Eurípedes Júnior não é o único dirigente partidário que protagoniza histórias pouco republicanas envolvendo fundos públicos. O deputado federal Luciano Bivar, presidente nacional do PSL, partido que elegeu o presidente Jair Bolsonaro, gastou 250 mil reais provenientes do fundo eleitoral para contratar a empresa de um dos seus filhos na eleição de 2018. Para as campanhas políticas nas eleições 2018, os 35 partidos do país receberam mais de 1,7 bilhão de reais. Na Justiça Eleitoral, quase nunca há punição à altura para os desvios descobertos. E não é de hoje que é assim. Um caso emblemático é a decisão do TSE que, em 2012, inocentou o Partido Progressista a despeito de uma auditoria da Receita Federal ter apontado fraudes grosseiras que resultaram em desvios de 20,1 milhões do fundo partidário. Sem mecanismos eficazes de fiscalização, e sem punição rigorosa às legendas e a seus dirigentes políticos, o financiamento público de partidos e de campanhas vira mais um ralo sem fundo para o dinheiro do contribuinte. “O fundo eleitoral é o único modelo em que pessoa jurídica que lida com dinheiro público não se submete aos mesmos mecanismos que todos precisam se submeter. Está errado. Independentemente do sistema, ele só funciona com uma fiscalização rigorosa”, afirma Silvana Batini, procuradora regional da República no Rio de Janeiro.

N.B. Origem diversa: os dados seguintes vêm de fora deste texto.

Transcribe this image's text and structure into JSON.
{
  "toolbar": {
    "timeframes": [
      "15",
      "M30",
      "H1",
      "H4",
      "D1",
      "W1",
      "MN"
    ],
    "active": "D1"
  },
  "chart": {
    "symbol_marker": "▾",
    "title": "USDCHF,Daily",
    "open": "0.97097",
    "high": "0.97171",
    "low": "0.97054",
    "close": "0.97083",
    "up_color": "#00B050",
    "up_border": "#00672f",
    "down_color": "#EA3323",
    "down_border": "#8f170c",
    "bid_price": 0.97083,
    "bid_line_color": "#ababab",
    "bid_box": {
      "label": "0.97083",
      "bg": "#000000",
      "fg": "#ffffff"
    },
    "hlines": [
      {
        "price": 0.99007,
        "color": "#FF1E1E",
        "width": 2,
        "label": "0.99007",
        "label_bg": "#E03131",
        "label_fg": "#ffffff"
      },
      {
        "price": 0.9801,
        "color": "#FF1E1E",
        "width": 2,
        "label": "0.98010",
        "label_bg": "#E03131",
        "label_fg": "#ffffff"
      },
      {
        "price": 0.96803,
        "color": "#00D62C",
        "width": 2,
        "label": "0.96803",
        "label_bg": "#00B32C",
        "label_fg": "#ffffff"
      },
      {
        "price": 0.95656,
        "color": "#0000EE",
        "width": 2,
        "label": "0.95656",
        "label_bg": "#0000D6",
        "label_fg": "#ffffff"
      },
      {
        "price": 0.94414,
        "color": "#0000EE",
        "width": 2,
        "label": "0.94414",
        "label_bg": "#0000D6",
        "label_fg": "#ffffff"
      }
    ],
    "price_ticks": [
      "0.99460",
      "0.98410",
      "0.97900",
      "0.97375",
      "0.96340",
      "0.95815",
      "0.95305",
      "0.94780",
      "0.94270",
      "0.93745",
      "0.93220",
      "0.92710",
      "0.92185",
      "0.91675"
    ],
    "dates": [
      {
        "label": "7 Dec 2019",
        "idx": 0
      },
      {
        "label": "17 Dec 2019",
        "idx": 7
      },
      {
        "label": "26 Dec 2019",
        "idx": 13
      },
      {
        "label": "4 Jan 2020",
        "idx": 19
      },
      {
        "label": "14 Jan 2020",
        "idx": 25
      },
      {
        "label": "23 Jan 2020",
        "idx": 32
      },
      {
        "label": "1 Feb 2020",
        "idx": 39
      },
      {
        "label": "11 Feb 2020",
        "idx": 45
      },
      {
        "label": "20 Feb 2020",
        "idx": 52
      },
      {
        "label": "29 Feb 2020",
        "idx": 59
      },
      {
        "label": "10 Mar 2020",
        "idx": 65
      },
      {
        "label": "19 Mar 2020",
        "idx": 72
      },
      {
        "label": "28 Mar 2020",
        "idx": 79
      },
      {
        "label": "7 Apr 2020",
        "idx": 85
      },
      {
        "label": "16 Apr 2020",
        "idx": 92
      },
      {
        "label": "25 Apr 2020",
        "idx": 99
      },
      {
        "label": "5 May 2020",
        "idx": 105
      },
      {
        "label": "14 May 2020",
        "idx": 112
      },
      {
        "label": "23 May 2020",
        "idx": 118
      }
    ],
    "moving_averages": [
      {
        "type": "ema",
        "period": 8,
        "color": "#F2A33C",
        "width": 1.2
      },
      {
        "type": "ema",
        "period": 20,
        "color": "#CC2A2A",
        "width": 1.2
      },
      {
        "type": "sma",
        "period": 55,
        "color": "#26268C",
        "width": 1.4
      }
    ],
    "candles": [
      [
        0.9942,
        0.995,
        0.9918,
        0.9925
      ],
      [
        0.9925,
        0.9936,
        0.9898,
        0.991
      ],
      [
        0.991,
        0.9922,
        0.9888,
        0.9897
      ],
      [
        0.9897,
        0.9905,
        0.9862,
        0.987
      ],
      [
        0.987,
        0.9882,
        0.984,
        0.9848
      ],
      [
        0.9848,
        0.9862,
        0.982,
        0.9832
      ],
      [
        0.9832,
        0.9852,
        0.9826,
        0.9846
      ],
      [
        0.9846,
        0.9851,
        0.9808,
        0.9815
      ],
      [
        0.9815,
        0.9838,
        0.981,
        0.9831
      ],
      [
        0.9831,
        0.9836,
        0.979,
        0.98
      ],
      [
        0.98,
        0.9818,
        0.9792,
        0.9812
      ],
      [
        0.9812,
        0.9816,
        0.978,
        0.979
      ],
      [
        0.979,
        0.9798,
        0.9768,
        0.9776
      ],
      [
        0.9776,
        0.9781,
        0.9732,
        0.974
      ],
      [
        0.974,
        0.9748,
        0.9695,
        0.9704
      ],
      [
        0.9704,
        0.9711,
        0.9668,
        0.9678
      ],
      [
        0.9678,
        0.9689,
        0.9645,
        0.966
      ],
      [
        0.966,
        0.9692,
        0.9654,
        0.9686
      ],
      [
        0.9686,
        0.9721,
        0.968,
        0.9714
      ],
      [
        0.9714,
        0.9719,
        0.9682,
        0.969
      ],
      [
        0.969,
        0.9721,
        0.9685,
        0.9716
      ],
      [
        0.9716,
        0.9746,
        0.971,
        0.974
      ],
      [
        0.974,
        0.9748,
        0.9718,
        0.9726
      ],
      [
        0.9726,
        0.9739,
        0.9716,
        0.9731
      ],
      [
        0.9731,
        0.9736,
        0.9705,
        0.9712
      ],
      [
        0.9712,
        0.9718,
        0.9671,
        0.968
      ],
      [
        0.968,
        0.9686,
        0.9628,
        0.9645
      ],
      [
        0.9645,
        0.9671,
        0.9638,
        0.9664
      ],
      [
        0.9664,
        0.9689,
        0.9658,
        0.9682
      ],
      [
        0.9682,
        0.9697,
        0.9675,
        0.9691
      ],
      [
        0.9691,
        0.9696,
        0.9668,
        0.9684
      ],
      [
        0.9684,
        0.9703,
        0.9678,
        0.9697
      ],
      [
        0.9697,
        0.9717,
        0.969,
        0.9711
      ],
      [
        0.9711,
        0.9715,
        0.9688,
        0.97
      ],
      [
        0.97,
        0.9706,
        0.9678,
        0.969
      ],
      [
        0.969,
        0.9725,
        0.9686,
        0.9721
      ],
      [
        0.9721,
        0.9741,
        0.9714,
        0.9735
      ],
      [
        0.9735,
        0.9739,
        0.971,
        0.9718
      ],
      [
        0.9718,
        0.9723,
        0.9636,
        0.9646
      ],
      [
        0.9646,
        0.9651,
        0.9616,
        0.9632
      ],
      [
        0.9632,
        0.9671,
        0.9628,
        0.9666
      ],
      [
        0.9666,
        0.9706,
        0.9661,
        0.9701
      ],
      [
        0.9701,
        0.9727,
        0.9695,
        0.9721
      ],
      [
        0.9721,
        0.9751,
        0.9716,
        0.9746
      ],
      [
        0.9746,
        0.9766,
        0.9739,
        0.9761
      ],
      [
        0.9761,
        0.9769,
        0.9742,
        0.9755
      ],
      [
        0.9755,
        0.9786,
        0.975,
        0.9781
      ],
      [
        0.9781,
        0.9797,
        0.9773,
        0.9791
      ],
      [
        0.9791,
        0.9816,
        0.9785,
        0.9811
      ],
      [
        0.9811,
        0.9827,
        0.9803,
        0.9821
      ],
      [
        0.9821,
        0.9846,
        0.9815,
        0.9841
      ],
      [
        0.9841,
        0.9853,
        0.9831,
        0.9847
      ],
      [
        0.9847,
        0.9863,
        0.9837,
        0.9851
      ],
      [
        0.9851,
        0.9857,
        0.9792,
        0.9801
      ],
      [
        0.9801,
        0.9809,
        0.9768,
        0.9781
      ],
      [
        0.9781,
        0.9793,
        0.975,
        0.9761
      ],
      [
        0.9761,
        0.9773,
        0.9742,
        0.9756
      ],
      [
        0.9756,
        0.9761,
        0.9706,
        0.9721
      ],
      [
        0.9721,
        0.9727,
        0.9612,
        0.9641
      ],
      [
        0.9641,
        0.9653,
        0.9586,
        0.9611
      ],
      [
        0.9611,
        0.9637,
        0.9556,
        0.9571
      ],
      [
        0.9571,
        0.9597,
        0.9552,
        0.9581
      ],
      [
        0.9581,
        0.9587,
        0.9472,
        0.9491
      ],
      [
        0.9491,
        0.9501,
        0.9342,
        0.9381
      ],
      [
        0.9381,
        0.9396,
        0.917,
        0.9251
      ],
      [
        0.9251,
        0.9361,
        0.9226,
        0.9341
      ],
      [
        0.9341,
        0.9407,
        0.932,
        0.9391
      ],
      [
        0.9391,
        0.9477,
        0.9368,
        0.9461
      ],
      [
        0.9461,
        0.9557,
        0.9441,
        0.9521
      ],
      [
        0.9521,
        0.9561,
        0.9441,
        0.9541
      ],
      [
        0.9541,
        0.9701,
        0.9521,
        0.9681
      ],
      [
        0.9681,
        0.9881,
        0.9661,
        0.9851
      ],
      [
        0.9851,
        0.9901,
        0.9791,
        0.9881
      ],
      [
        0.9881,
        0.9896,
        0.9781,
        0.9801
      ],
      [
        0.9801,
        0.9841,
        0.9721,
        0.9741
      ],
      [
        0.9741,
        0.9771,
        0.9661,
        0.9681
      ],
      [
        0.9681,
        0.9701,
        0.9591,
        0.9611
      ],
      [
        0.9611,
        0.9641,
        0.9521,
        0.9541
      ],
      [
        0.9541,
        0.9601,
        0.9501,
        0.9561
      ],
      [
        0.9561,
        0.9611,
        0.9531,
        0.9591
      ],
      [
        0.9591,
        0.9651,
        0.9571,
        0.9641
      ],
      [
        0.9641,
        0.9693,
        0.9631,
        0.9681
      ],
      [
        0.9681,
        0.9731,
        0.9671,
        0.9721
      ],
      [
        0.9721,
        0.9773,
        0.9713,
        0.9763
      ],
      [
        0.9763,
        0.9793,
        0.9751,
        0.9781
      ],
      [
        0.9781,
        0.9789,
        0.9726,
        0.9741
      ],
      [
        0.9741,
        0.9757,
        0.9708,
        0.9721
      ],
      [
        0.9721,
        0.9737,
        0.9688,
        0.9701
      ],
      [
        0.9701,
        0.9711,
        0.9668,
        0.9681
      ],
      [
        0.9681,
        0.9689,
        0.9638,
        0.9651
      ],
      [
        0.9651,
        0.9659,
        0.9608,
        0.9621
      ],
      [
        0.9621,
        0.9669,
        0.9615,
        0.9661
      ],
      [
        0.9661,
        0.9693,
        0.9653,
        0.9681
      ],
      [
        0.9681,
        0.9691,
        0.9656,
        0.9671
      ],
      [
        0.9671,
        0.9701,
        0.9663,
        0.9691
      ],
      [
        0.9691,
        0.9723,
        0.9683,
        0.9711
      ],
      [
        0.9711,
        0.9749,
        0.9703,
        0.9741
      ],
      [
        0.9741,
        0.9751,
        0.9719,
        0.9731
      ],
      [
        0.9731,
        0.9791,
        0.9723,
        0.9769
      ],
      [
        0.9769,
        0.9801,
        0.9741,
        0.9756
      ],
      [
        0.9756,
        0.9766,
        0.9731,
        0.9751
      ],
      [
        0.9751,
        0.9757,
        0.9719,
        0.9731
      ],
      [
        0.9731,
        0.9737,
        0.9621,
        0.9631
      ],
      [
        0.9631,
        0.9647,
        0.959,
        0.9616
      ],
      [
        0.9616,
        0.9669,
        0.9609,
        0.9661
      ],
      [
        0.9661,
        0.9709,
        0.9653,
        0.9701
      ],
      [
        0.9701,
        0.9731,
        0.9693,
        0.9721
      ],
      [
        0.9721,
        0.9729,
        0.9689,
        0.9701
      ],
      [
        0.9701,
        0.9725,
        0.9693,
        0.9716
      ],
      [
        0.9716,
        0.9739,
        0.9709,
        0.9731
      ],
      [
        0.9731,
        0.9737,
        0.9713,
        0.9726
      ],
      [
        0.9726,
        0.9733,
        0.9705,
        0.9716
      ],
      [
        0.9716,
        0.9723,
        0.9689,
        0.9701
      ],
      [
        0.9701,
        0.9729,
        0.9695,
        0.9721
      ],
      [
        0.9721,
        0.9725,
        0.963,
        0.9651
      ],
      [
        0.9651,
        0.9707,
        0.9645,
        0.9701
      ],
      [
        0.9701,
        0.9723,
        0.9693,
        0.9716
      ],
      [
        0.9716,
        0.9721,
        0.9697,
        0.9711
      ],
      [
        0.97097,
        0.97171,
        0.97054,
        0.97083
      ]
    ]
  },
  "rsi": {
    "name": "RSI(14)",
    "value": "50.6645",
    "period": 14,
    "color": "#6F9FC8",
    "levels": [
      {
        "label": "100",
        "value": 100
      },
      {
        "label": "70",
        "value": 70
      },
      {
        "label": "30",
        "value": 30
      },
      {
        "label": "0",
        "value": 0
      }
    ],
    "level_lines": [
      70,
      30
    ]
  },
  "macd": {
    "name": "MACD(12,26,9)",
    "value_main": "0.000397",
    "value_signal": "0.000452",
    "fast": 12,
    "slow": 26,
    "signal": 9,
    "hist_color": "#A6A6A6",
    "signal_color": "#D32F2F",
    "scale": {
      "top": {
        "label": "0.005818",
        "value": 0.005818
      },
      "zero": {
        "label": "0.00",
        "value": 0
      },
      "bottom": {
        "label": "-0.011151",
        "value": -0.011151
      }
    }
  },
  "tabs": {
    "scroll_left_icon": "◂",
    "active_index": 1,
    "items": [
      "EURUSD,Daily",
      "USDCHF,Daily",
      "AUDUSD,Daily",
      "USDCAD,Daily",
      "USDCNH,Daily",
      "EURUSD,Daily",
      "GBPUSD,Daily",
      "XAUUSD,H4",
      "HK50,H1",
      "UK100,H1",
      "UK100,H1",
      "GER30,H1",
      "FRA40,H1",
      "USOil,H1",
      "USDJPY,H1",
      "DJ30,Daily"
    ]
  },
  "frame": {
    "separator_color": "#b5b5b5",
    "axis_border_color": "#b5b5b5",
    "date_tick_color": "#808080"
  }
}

Caso o presidente Jair Bolsonaro vete os 2 bilhões de reais para o fundão neste ano, o projeto será analisado novamente pelo Congresso Nacional, que pode manter o veto ou derrubá-lo e manter a lei conforme foi aprovada. Ao explicar por que deve assinar embaixo da decisão dos congressistas, ele disse que, se vetasse, poderia sofrer processo de impeachment por crime de responsabilidade, acusado de atentar contra a lei orçamentária e o livre exercício dos direitos políticos. E, dias atrás, jogou a responsabilidade para os eleitores. “Eu lanço campanha: não vote em parlamentar que usa dinheiro do fundão.” Não parece suficiente. O presidente tem até terça-feira para decidir-se. Caso não decida nada, nem a favor nem contra, o fundão será validado automaticamente.
Atualização – No fim da noite desta sexta-feira, 17, o ministro da Secretaria-Geral da Presidência, Jorge de Oliveira, anunciou que o presidente Jair Bolsonaro sancionou sem vetos a lei orçamentária para 2020, o que inclui o fundão eleitoral.